IRS makes tax forms accessible
The Alternative Media Center and Adobe Systems Inc. have created tax forms that can be read by screen readers
From electronic tax filing to a hip, slightly humorous Web site, the Internal Revenue Service has been trying to use the Internet to boost its efficiency and spruce up its image.
It was with some chagrin that IRS officials discovered a few years ago that it was impossible to put fully accessible tax forms online.
Although there are hundreds of instruction documents, notices, announcements and other publications online that are accessible to blind and visually impaired taxpayers, there are no accessible tax forms.
That's because tax forms are posted in PDF files, which cannot be read by screen readers used by the blind and visually impaired.
"The forms issue is a difficult one," said Michael Moore, chief of the IRS' Alternative Media Center, a special unit created to solve this and other information technology problems.

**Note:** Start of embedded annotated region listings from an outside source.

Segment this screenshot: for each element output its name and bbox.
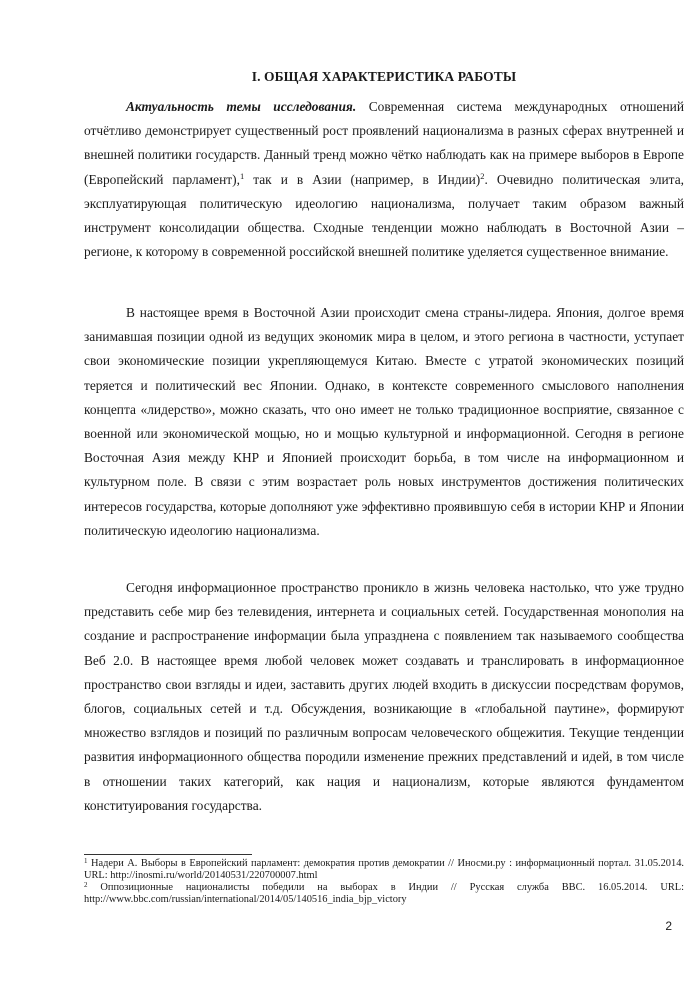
footnote-1 <box>84 858 684 882</box>
lead-heading: Актуальность темы исследования. <box>126 99 357 114</box>
paragraph-text: В настоящее время в Восточной Азии происходит смена страны-лидера. Япония, долгое время занимавшая позиции одной из ведущих экономик мира в целом, и этого региона в частности, уступает свои экономические позиции укрепляющемуся Китаю. Вместе с утратой экономических позиций теряется и политический вес Японии. Однако, в контексте современного смыслового наполнения концепта «лидерство», можно сказать, что оно имеет не только традиционное восприятие, связанное с военной или экономической мощью, но и мощью культурной и информационной. Сегодня в регионе Восточная Азия между КНР и Японией происходит борьба, в том числе на информационном и культурном поле. В связи с этим возрастает роль новых инструментов достижения политических интересов государства, которые дополняют уже эффективно проявившую себя в истории КНР и Японии политическую идеологию национализма. <box>84 305 684 538</box>
footnote-text: Оппозиционные националисты победили на выборах в Индии // Русская служба BBC. 16.05.2014. URL: http://www.bbc.com/russian/international/2014/05/140516_india_bjp_victory <box>84 882 684 906</box>
paragraph-text: Сегодня информационное пространство проникло в жизнь человека настолько, что уже трудно представить себе мир без телевидения, интернета и социальных сетей. Государственная монополия на создание и распространение информации была упразднена с появлением так называемого сообщества Веб 2.0. В настоящее время любой человек может создавать и транслировать в информационное пространство свои взгляды и идеи, заставить других людей входить в дискуссии посредствам форумов, блогов, социальных сетей и т.д. Обсуждения, возникающие в «глобальной паутине», формируют множество взглядов и позиций по различным вопросам человеческого общежития. Текущие тенденции развития информационного общества породили изменение прежних представлений и идей, в том числе в отношении таких категорий, как нация и национализм, которые являются фундаментом конституирования государства. <box>84 580 684 813</box>
paragraph-leadership <box>84 301 684 543</box>
footnote-2 <box>84 882 684 906</box>
footnote-ref-1[interactable]: 1 <box>239 170 245 181</box>
footnote-separator <box>84 854 252 855</box>
section-title: I. ОБЩАЯ ХАРАКТЕРИСТИКА РАБОТЫ <box>251 69 517 84</box>
paragraph-body <box>84 95 684 264</box>
footnote-text: Надери А. Выборы в Европейский парламент: демократия против демократии // Иносми.ру : информационный портал. 31.05.2014. URL: http://inosmi.ru/world/20140531/220700007.html <box>84 858 684 882</box>
paragraph-text: . Очевидно политическая элита, эксплуатирующая политическую идеологию национализма, получает таким образом важный инструмент консолидации общества. Сходные тенденции можно наблюдать в Восточной Азии – регионе, к которому в современной российской внешней политике уделяется существенное внимание. <box>84 171 684 260</box>
paragraph-information-space <box>84 576 684 818</box>
footnote-number: 1 <box>84 857 88 865</box>
page-number: 2 <box>665 919 672 933</box>
paragraph-text: Современная система международных отношений отчётливо демонстрирует существенный рост проявлений национализма в разных сферах внутренней и внешней политики государств. Данный тренд можно чётко наблюдать как на примере выборов в Европе (Европейский парламент), <box>84 99 684 187</box>
footnote-ref-2[interactable]: 2 <box>480 170 485 181</box>
footnote-number: 2 <box>84 881 88 889</box>
paragraph-text: так и в Азии (например, в Индии) <box>244 171 481 187</box>
paragraph-relevance <box>84 95 684 264</box>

It turns out that "no one in government has accessible PDF forms," he said.
Or no one did until now.
After more than a year's work on the problem, the Alternative Media Center and Adobe Systems Inc. have created tax forms that can be read by screen readers.

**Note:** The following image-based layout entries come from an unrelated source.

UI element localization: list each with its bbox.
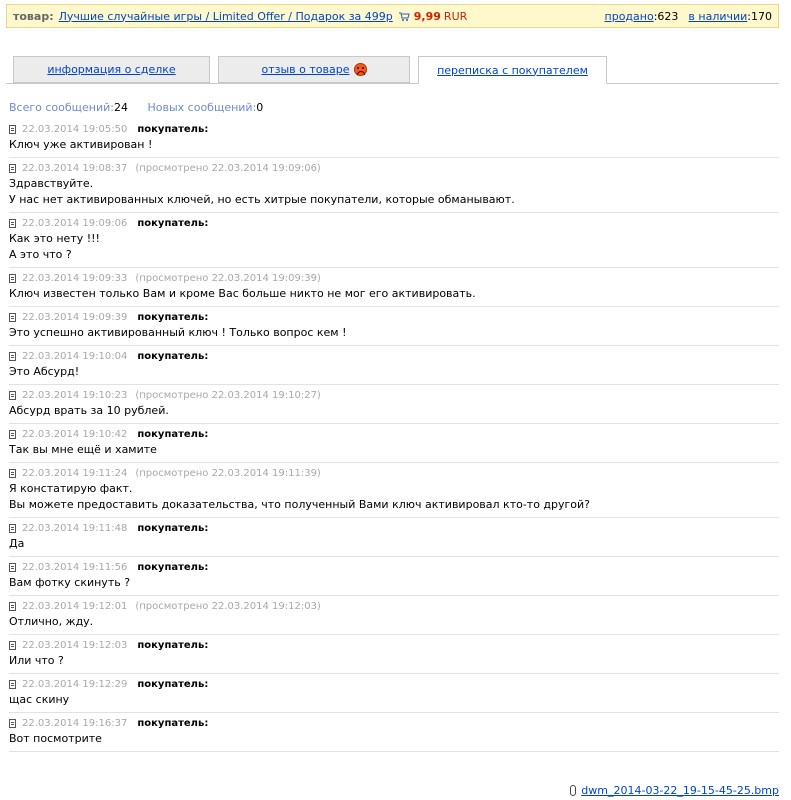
message-time: 22.03.2014 19:05:50: [22, 124, 128, 135]
message-text-line: А это что ?: [9, 248, 72, 261]
message-item: [9, 596, 779, 635]
document-icon: [9, 125, 16, 134]
message-seen-status: (просмотрено 22.03.2014 19:12:03): [135, 601, 321, 612]
message-meta: [9, 272, 779, 285]
total-messages-value: 24: [113, 101, 128, 114]
document-icon: [9, 602, 16, 611]
message-item: [9, 158, 779, 213]
message-item: [9, 424, 779, 463]
message-text-line: Или что ?: [9, 654, 64, 667]
message-text-line: Ключ известен только Вам и кроме Вас больше никто не мог его активировать.: [9, 287, 476, 300]
new-messages-value: 0: [256, 101, 264, 114]
tab-bar: [6, 54, 779, 84]
message-time: 22.03.2014 19:09:33: [22, 273, 128, 284]
message-meta: [9, 428, 779, 441]
tab-buyer-correspondence-label[interactable]: переписка с покупателем: [437, 63, 588, 77]
message-item: [9, 463, 779, 518]
message-time: 22.03.2014 19:09:39: [22, 312, 128, 323]
document-icon: [9, 219, 16, 228]
document-icon: [9, 274, 16, 283]
message-seen-status: (просмотрено 22.03.2014 19:09:06): [135, 163, 321, 174]
message-text-line: Так вы мне ещё и хамите: [9, 443, 157, 456]
message-text-line: Абсурд врать за 10 рублей.: [9, 404, 169, 417]
message-text-line: Это Абсурд!: [9, 365, 80, 378]
tab-deal-info-label[interactable]: информация о сделке: [47, 63, 176, 76]
attachment: [570, 784, 779, 797]
message-time: 22.03.2014 19:12:01: [22, 601, 128, 612]
message-meta: [9, 717, 779, 730]
sad-face-icon: [354, 63, 367, 76]
stock-value: :170: [747, 9, 772, 23]
tab-deal-info[interactable]: [13, 56, 210, 83]
document-icon: [9, 352, 16, 361]
message-time: 22.03.2014 19:11:48: [22, 523, 128, 534]
message-item: [9, 346, 779, 385]
message-time: 22.03.2014 19:12:03: [22, 640, 128, 651]
document-icon: [9, 313, 16, 322]
message-item: [9, 557, 779, 596]
cart-icon[interactable]: [399, 12, 410, 21]
sold-stat: [605, 10, 679, 23]
document-icon: [9, 164, 16, 173]
message-time: 22.03.2014 19:10:23: [22, 390, 128, 401]
document-icon: [9, 719, 16, 728]
message-text-line: Вот посмотрите: [9, 732, 102, 745]
message-meta: [9, 600, 779, 613]
message-time: 22.03.2014 19:10:42: [22, 429, 128, 440]
message-meta: [9, 162, 779, 175]
sold-link[interactable]: продано: [604, 9, 654, 23]
total-messages-label: Всего сообщений:: [9, 101, 114, 114]
attachment-link[interactable]: dwm_2014-03-22_19-15-45-25.bmp: [581, 784, 779, 797]
message-text-line: Здравствуйте.: [9, 177, 94, 190]
message-text-line: У нас нет активированных ключей, но есть хитрые покупатели, которые обманывают.: [9, 193, 515, 206]
tab-baseline: [6, 83, 779, 84]
message-author: покупатель:: [137, 312, 209, 323]
message-author: покупатель:: [137, 429, 209, 440]
message-meta: [9, 123, 779, 136]
message-meta: [9, 561, 779, 574]
message-text-line: Отлично, жду.: [9, 615, 94, 628]
message-list: [9, 119, 779, 752]
message-text-line: Да: [9, 537, 25, 550]
message-meta: [9, 217, 779, 230]
message-text-line: щас скину: [9, 693, 70, 706]
message-text-line: Ключ уже активирован !: [9, 138, 153, 151]
message-seen-status: (просмотрено 22.03.2014 19:10:27): [135, 390, 321, 401]
paperclip-icon: [570, 785, 576, 796]
product-bar: [6, 4, 779, 28]
stock-stat: [688, 10, 772, 23]
message-text-line: Вам фотку скинуть ?: [9, 576, 131, 589]
message-text-line: Как это нету !!!: [9, 232, 100, 245]
new-messages-label: Новых сообщений:: [147, 101, 257, 114]
message-time: 22.03.2014 19:16:37: [22, 718, 128, 729]
message-seen-status: (просмотрено 22.03.2014 19:09:39): [135, 273, 321, 284]
message-item: [9, 213, 779, 268]
message-meta: [9, 522, 779, 535]
message-meta: [9, 350, 779, 363]
message-text-line: Вы можете предоставить доказательства, что полученный Вами ключ активировал кто-то другой?: [9, 498, 591, 511]
message-author: покупатель:: [137, 640, 209, 651]
message-stats: [9, 101, 279, 114]
message-item: [9, 713, 779, 752]
message-author: покупатель:: [137, 718, 209, 729]
message-item: [9, 268, 779, 307]
tab-buyer-correspondence[interactable]: [418, 56, 607, 84]
product-price: 9,99: [413, 9, 441, 23]
document-icon: [9, 641, 16, 650]
message-item: [9, 119, 779, 158]
product-title-link[interactable]: Лучшие случайные игры / Limited Offer / Подарок за 499р: [58, 9, 393, 23]
message-time: 22.03.2014 19:09:06: [22, 218, 128, 229]
document-icon: [9, 680, 16, 689]
product-currency: RUR: [443, 9, 468, 23]
message-item: [9, 518, 779, 557]
message-time: 22.03.2014 19:10:04: [22, 351, 128, 362]
message-item: [9, 385, 779, 424]
message-meta: [9, 639, 779, 652]
tab-product-review[interactable]: [218, 56, 410, 83]
message-item: [9, 307, 779, 346]
document-icon: [9, 524, 16, 533]
message-seen-status: (просмотрено 22.03.2014 19:11:39): [135, 468, 321, 479]
sold-value: :623: [653, 9, 679, 23]
message-text-line: Я констатирую факт.: [9, 482, 133, 495]
document-icon: [9, 391, 16, 400]
message-time: 22.03.2014 19:11:56: [22, 562, 128, 573]
message-time: 22.03.2014 19:11:24: [22, 468, 128, 479]
message-item: [9, 674, 779, 713]
message-item: [9, 635, 779, 674]
document-icon: [9, 469, 16, 478]
message-author: покупатель:: [137, 351, 209, 362]
message-time: 22.03.2014 19:08:37: [22, 163, 128, 174]
message-author: покупатель:: [137, 124, 209, 135]
tab-product-review-label[interactable]: отзыв о товаре: [261, 63, 350, 76]
product-label: товар:: [13, 9, 54, 23]
message-meta: [9, 389, 779, 402]
document-icon: [9, 563, 16, 572]
stock-link[interactable]: в наличии: [688, 9, 748, 23]
message-author: покупатель:: [137, 218, 209, 229]
message-meta: [9, 311, 779, 324]
message-author: покупатель:: [137, 523, 209, 534]
message-time: 22.03.2014 19:12:29: [22, 679, 128, 690]
message-text-line: Это успешно активированный ключ ! Только вопрос кем !: [9, 326, 347, 339]
message-meta: [9, 678, 779, 691]
message-author: покупатель:: [137, 679, 209, 690]
message-meta: [9, 467, 779, 480]
message-author: покупатель:: [137, 562, 209, 573]
document-icon: [9, 430, 16, 439]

So far, five forms have been tested and shown to work, and another 10 or so are ready to be tested, Moore said. The IRS plans to make accessible versions of the 50 most requested forms available for tax season next spring, he said.
The problem with PDF forms is that screen readers are designed to read traditional text, but PDF forms typically use much more complex arrangements of text, which screen readers find hard to follow.
Adobe solved part of the problem with its Acrobat Reader Version 5.0, which supports features such as high-contrast viewing and compatibility with third-party screen readers. But screen readers still have trouble reading PDF contents in the correct order. Information arranged in columns, for example, can confuse a screen reader.
Another problem is that screen readers do not always differentiate between instructions telling a taxpayer how to fill out the form and labels intended to guide screen reader users. Thus the screen reader might read a line that says "name" and a label that says "put your name here." The result can be a garbled audio message.
Now Adobe and the IRS have solved that problem, according to Moore and Greg Pisocky, an accessibility specialist at Adobe.
A new Adobe forms-authoring tool named Tea Party (in honor of the tax agency, Pisocky said) better integrates form contents and tag descriptions to eliminate screen reader confusion. Tea Party will be released in late July, Pisocky said.
Although other formats could be used to create accessible tax forms, the IRS has decided against abandoning PDF because Adobe provides Acrobat Reader free to anyone who wants to download it, Moore said.
And now that the IRS has the problem of accessible PDFs under control, it is anxious to share the solution with other agencies. "We've hit what we feel is a true breakthrough with this," he said.
"All agencies have tons of forms that have not been accessible," Moore said. In addition to the forms that agencies use to do business with the public, there are piles of personnel forms that could be made accessible and processed online, he said.
The Alternative Media Center is working on another innovative technology: digital talking books. Moore said the IRS soon might be able to make all of its documents available on CD-ROM in formats that would be readable by computers or other digital devices.